To reset the article of (X - herb garden): now the indefinite article of X is "an".

Actually I’d say the indefinite article of the herb garden is “a”. But for the hour, the heir and the honour, I agree it would be no big deal to set them separately. (And we’d have to do it anyway, even using the zarf magic, since the default is “a”.)

A thought struck me just now, that maybe if we declared “An heirloom is a thing in the study”, then Inform would know to set the indefinite article to “an”. It doesn’t, which seems a pity.

Inform has some funky I6 code to guess whether to print “a” or “an”–it evaluates the string it’s going to print, looks at the first character to see if it’s a vowel, and prints “a” or “an” based on that. (I think this is the PrefaceByArticle routine.) Some background here and my code starts here.

I have some code that’s designed to provide a hook into I6 so you can run your own code to figure out whether the article should be “a” or “an,” which would allow you to program in exceptions for words like “hourglass” and “uranium,” but last I checked IIRC it would occasionally put in line breaks where they shouldn’t be.

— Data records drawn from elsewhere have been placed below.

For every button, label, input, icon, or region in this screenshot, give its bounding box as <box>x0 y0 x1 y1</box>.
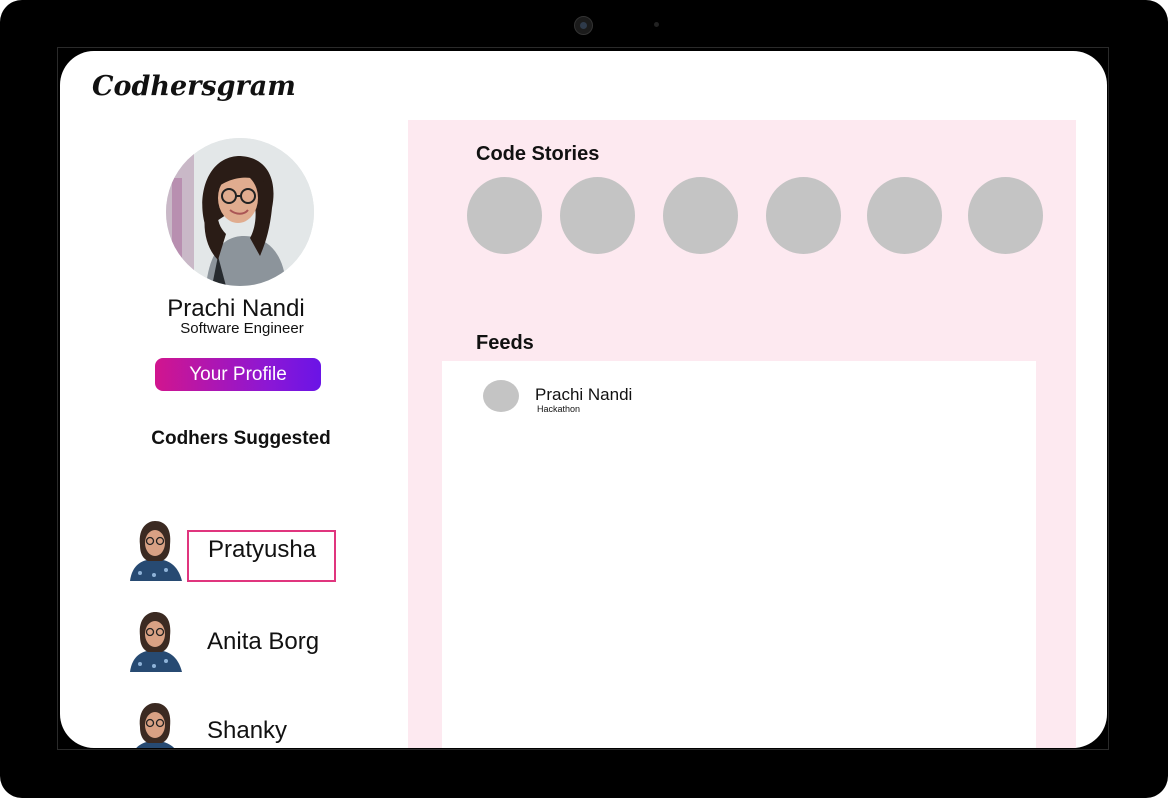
code-stories-title: Code Stories <box>476 143 600 165</box>
suggested-name[interactable]: Shanky <box>207 717 287 745</box>
feed-author-name[interactable]: Prachi Nandi <box>535 385 632 405</box>
suggested-name[interactable]: Anita Borg <box>207 628 319 656</box>
app-screen: Codhersgram Prachi Nandi Software Engine… <box>60 51 1107 748</box>
avatar[interactable] <box>126 606 184 672</box>
feed-author-avatar[interactable] <box>483 380 519 412</box>
story-circle[interactable] <box>663 177 738 254</box>
feed-card: Prachi Nandi Hackathon <box>442 361 1036 748</box>
avatar[interactable] <box>126 515 184 581</box>
story-circle[interactable] <box>867 177 942 254</box>
profile-role: Software Engineer <box>180 320 304 337</box>
your-profile-button[interactable]: Your Profile <box>155 358 321 391</box>
camera-icon <box>574 16 593 35</box>
user-photo-icon <box>126 606 184 672</box>
feeds-title: Feeds <box>476 332 534 354</box>
feed-post-tag: Hackathon <box>537 404 581 414</box>
user-photo-icon <box>126 697 184 748</box>
sensor-icon <box>654 22 659 27</box>
suggested-item[interactable]: Pratyusha <box>126 515 366 585</box>
avatar[interactable] <box>126 697 184 748</box>
story-circle[interactable] <box>560 177 635 254</box>
suggested-item[interactable]: Anita Borg <box>126 606 366 676</box>
tablet-frame: Codhersgram Prachi Nandi Software Engine… <box>0 0 1168 798</box>
app-logo[interactable]: Codhersgram <box>92 71 296 102</box>
suggested-title: Codhers Suggested <box>151 428 331 449</box>
profile-avatar[interactable] <box>166 138 314 286</box>
suggested-item[interactable]: Shanky <box>126 697 366 748</box>
story-circle[interactable] <box>968 177 1043 254</box>
profile-photo-icon <box>166 138 314 286</box>
profile-name: Prachi Nandi <box>167 295 305 322</box>
main-panel: Code Stories Feeds Prachi Nandi Hackatho… <box>408 120 1076 748</box>
user-photo-icon <box>126 515 184 581</box>
story-circle[interactable] <box>467 177 542 254</box>
suggested-name[interactable]: Pratyusha <box>187 530 336 582</box>
story-circle[interactable] <box>766 177 841 254</box>
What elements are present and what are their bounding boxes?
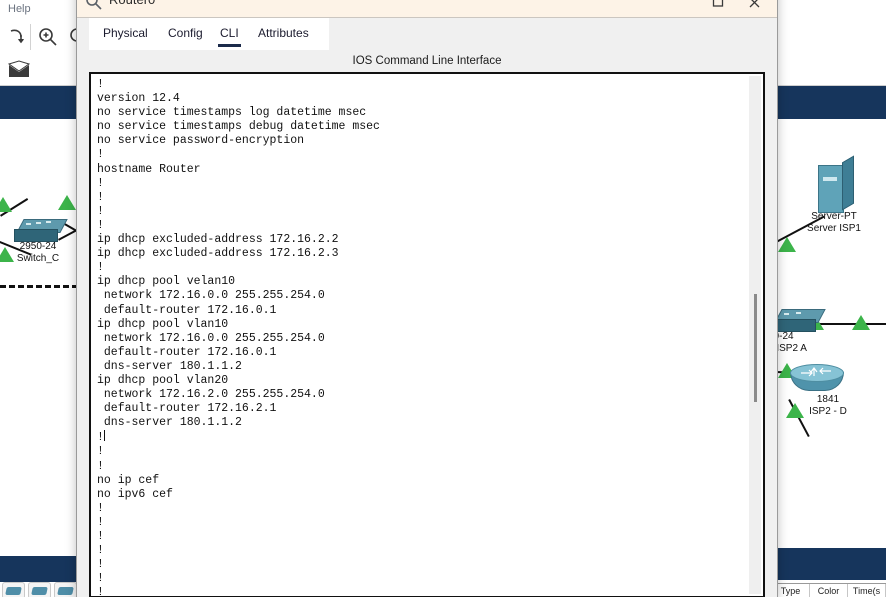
node-name-label: Server ISP1 xyxy=(807,223,861,234)
dialog-tab-strip: Physical Config CLI Attributes xyxy=(77,18,777,50)
cli-line: no service timestamps log datetime msec xyxy=(97,106,367,120)
cli-line: ! xyxy=(97,176,104,190)
palette-device-switch-3[interactable] xyxy=(54,582,77,597)
cli-line: ! xyxy=(97,586,104,597)
device-palette[interactable] xyxy=(0,582,78,597)
switch-2950-24-isp2-a[interactable]: 50-24 h ISP2 A xyxy=(768,309,828,355)
link-status-indicator xyxy=(852,315,870,330)
switch-icon xyxy=(772,309,826,332)
router-icon xyxy=(790,364,844,394)
cli-line: default-router 172.16.2.1 xyxy=(97,402,277,416)
cli-line: ip dhcp pool velan10 xyxy=(97,275,236,289)
cli-line: dns-server 180.1.1.2 xyxy=(97,416,242,430)
cli-line: network 172.16.2.0 255.255.254.0 xyxy=(97,388,325,402)
cli-line: ip dhcp pool vlan20 xyxy=(97,373,229,387)
close-icon[interactable] xyxy=(739,0,769,13)
cli-line: network 172.16.0.0 255.255.254.0 xyxy=(97,289,325,303)
dialog-title-bar[interactable]: Router0 xyxy=(77,0,777,18)
cli-line: ip dhcp pool vlan10 xyxy=(97,317,229,331)
envelope-icon[interactable] xyxy=(7,60,31,78)
cli-line: ! xyxy=(97,190,104,204)
cli-line: ! xyxy=(97,430,105,445)
cli-line: ! xyxy=(97,515,104,529)
redo-icon[interactable] xyxy=(4,25,28,49)
dashed-boundary-line xyxy=(0,285,78,288)
server-pt-isp1[interactable]: Server-PT Server ISP1 xyxy=(807,155,872,235)
switch-2950-24-switch-c[interactable]: 2950-24 Switch_C xyxy=(14,219,68,265)
cli-line: no service timestamps debug datetime mse… xyxy=(97,120,380,134)
cli-scrollbar[interactable] xyxy=(749,76,761,594)
dialog-body: Physical Config CLI Attributes IOS Comma… xyxy=(77,18,777,597)
cli-line: ! xyxy=(97,572,104,586)
cli-line: ! xyxy=(97,459,104,473)
cli-line: ! xyxy=(97,148,104,162)
text-cursor xyxy=(103,430,105,442)
cli-line: dns-server 180.1.1.2 xyxy=(97,359,242,373)
toolbar-separator xyxy=(30,24,31,50)
palette-device-switch-2[interactable] xyxy=(28,582,51,597)
cli-line: ip dhcp excluded-address 172.16.2.2 xyxy=(97,233,339,247)
cli-line: ! xyxy=(97,445,104,459)
device-dialog-window[interactable]: Router0 Physical Config CLI Attributes I xyxy=(76,0,778,597)
cli-line: no service password-encryption xyxy=(97,134,305,148)
cli-line: no ipv6 cef xyxy=(97,487,173,501)
screen: Help 2950-24 Switch_C Server-PT Server I… xyxy=(0,0,886,597)
maximize-icon[interactable] xyxy=(703,0,733,13)
cli-line: hostname Router xyxy=(97,162,201,176)
router-device-icon xyxy=(85,0,103,11)
zoom-in-icon[interactable] xyxy=(36,25,60,49)
cli-line: default-router 172.16.0.1 xyxy=(97,303,277,317)
simulation-mode-bar: R xyxy=(772,548,886,580)
cli-line: ! xyxy=(97,530,104,543)
node-name-label: ISP2 - D xyxy=(809,406,847,417)
cli-line: default-router 172.16.0.1 xyxy=(97,345,277,359)
cli-line: ! xyxy=(97,218,104,232)
switch-icon xyxy=(14,219,68,242)
link-status-indicator xyxy=(58,195,76,210)
navigation-bar: Root xyxy=(772,86,886,208)
link-status-indicator xyxy=(0,197,12,212)
tab-attributes[interactable]: Attributes xyxy=(252,18,315,50)
event-column-time: Time(s xyxy=(848,584,886,597)
cli-line: ! xyxy=(97,261,104,275)
event-column-color: Color xyxy=(810,584,848,597)
left-blue-bar xyxy=(0,86,76,119)
cli-line: ! xyxy=(97,204,104,218)
tab-cli[interactable]: CLI xyxy=(214,18,245,50)
cli-line: ! xyxy=(97,78,104,91)
node-model-label: 2950-24 xyxy=(19,241,57,252)
palette-device-switch-1[interactable] xyxy=(2,582,25,597)
router-1841-isp2-d[interactable]: 1841 ISP2 - D xyxy=(790,364,858,418)
cli-line: ! xyxy=(97,501,104,515)
cli-line: version 12.4 xyxy=(97,92,180,106)
cli-line: ip dhcp excluded-address 172.16.2.3 xyxy=(97,247,339,261)
link-status-indicator xyxy=(778,237,796,252)
cli-line: ! xyxy=(97,544,104,558)
event-list-header: Type Color Time(s xyxy=(772,583,886,597)
dialog-title: Router0 xyxy=(109,0,155,7)
cli-console[interactable]: ! version 12.4 no service timestamps log d… xyxy=(89,72,765,597)
node-name-label: Switch_C xyxy=(16,253,60,264)
menu-item-help[interactable]: Help xyxy=(8,0,31,18)
cli-line: network 172.16.0.0 255.255.254.0 xyxy=(97,331,325,345)
tab-physical[interactable]: Physical xyxy=(97,18,154,50)
cli-output-text[interactable]: ! version 12.4 no service timestamps log d… xyxy=(97,78,737,597)
bottom-left-blue-bar xyxy=(0,556,76,582)
cli-line: no ip cef xyxy=(97,473,160,487)
cli-scrollbar-thumb[interactable] xyxy=(754,293,757,403)
tab-config[interactable]: Config xyxy=(162,18,209,50)
node-model-label: 1841 xyxy=(816,394,840,405)
server-icon xyxy=(818,155,854,213)
cli-heading: IOS Command Line Interface xyxy=(77,50,777,72)
cli-line: ! xyxy=(97,558,104,572)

Overloading the reset the article phrase is probably a good idea! Though you’d also have to do it When Play Begins.

Another thing you could do is give some things a default indefinite article property, and in the reset the article phrase you could check to see if the item has a default indefinite article, and if it does set the indefinite article to that.

One thing about the indefinite article is that, if it can appear in sentence-initial position, you want to check whether your hand-rolled indefinite articles are getting capitalized properly. (I think some of the default Inform messages may have been designed not to put indefinite articles in sentence-initial positions because Inform didn’t always handle capitalized indefinite articles. I wouldn’t at all be surprised if part of the reason you get “box (open)” rather than “open box” is that Inform used not to be able to look ahead and check whether the first letter of the thing it was about to print was a vowel.)

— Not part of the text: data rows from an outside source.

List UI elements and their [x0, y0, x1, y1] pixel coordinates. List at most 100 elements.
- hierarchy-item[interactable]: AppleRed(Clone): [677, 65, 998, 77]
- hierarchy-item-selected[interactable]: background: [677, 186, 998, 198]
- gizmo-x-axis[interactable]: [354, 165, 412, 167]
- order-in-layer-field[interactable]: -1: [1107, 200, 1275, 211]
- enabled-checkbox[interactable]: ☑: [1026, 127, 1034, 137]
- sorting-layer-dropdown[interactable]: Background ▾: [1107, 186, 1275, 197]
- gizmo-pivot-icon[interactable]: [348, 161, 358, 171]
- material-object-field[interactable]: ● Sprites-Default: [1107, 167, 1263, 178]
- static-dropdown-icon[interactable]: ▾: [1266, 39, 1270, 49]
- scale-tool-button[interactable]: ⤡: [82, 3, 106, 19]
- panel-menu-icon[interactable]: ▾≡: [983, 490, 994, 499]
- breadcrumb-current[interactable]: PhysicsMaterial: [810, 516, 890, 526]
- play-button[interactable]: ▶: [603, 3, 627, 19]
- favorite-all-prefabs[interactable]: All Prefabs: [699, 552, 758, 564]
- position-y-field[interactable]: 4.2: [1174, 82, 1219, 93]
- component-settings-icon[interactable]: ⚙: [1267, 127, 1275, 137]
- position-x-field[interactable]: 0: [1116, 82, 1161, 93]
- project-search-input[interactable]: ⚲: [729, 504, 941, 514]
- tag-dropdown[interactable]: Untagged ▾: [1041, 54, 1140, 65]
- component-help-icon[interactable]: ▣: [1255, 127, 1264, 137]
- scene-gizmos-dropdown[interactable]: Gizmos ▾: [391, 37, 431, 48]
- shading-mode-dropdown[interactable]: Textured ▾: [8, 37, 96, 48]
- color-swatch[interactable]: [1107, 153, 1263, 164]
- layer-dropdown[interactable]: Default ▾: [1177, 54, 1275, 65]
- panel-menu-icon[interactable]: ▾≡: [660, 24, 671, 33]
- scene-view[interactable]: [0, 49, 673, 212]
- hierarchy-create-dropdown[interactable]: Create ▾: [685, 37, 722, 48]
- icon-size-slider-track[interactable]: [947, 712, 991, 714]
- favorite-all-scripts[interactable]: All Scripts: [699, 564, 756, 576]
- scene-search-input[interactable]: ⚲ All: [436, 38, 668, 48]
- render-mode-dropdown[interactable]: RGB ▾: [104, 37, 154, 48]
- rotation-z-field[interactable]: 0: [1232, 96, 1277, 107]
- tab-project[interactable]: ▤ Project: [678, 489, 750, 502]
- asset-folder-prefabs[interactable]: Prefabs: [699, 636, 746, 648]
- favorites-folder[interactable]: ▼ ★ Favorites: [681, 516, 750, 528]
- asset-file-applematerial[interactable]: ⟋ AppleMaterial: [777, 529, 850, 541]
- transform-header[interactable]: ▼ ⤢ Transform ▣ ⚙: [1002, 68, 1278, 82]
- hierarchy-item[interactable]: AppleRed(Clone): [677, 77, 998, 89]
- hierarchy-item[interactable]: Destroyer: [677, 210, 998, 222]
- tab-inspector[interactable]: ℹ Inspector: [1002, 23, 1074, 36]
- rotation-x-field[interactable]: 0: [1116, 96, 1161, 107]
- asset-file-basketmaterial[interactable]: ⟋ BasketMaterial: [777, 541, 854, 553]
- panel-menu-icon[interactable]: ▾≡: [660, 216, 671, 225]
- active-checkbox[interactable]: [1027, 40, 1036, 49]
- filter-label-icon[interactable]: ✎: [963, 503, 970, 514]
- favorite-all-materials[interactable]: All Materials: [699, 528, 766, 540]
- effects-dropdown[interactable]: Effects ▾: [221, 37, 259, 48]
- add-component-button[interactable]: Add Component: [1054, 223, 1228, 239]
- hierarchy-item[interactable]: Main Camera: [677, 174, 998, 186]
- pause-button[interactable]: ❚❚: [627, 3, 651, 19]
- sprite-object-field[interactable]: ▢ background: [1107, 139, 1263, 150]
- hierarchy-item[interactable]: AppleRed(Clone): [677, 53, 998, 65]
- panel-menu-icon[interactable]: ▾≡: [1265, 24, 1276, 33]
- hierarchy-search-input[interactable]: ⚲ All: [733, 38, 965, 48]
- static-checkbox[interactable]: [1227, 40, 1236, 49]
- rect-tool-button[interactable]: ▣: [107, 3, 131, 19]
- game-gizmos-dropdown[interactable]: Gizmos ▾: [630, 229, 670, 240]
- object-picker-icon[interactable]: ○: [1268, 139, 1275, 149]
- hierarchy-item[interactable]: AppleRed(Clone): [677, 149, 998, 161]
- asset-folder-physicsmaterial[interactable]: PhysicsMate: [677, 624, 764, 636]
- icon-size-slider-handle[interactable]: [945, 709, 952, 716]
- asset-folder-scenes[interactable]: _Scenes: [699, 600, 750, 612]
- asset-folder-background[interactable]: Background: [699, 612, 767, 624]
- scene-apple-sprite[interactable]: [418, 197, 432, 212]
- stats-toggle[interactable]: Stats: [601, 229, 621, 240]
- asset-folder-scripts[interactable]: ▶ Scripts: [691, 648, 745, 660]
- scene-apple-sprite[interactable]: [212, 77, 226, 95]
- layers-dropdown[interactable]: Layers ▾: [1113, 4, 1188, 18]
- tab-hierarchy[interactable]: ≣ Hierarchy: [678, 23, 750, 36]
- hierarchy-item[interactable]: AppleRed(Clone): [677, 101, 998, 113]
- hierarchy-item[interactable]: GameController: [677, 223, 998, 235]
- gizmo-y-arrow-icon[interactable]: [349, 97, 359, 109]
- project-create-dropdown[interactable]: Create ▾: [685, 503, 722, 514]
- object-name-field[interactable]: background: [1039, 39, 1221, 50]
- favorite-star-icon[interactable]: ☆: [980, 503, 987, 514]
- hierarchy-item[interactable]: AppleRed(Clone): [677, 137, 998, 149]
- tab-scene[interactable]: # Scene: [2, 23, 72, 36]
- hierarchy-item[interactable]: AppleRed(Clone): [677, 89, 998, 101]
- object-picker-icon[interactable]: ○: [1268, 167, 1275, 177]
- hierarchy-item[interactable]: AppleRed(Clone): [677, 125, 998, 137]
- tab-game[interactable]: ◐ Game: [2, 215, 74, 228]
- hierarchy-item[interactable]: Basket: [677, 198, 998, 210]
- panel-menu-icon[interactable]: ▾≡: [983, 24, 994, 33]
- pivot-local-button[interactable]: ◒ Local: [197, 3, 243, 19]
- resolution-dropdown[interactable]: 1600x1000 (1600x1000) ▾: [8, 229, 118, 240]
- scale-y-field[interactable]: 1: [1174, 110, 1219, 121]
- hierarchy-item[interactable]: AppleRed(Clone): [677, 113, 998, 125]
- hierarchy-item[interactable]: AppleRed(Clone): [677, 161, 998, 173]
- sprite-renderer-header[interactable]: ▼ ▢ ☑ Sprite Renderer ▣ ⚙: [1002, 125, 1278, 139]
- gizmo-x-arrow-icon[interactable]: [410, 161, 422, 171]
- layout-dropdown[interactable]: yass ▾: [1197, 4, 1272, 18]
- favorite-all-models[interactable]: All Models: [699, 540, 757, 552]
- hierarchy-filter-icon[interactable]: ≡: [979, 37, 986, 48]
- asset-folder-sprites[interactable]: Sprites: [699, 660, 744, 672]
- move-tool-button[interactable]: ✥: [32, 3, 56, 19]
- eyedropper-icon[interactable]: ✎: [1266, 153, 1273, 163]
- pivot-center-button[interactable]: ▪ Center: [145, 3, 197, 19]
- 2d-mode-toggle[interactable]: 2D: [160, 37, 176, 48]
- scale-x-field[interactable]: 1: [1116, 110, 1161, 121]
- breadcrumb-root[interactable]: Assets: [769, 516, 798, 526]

As I understand it, there lies the point of contention between the American and British way of pronunciation. Alas, I backed the wrong horse, being an RP speaker, as the ‘h’ is silent in US pronunciation, not British.

True, I didn’t really consider how to do it on a purely practical level, just that this would be a neat opportunity for baseline-with-exception type code.

Is there a flag for “this should be written in the beginning of a sentence” behavior?

I think it’s just that you write “[An item]” instead of “[an item]”. And it may be automatically capitalized even if you’ve set the article by hand… in fact I’m pretty sure it is. So the concern is moot, never mind. (The article-messing code I have is really only for when lots of random words can get stuck in front of the noun’s name. I think I started it because I didn’t realize that Inform had a default look-ahead.)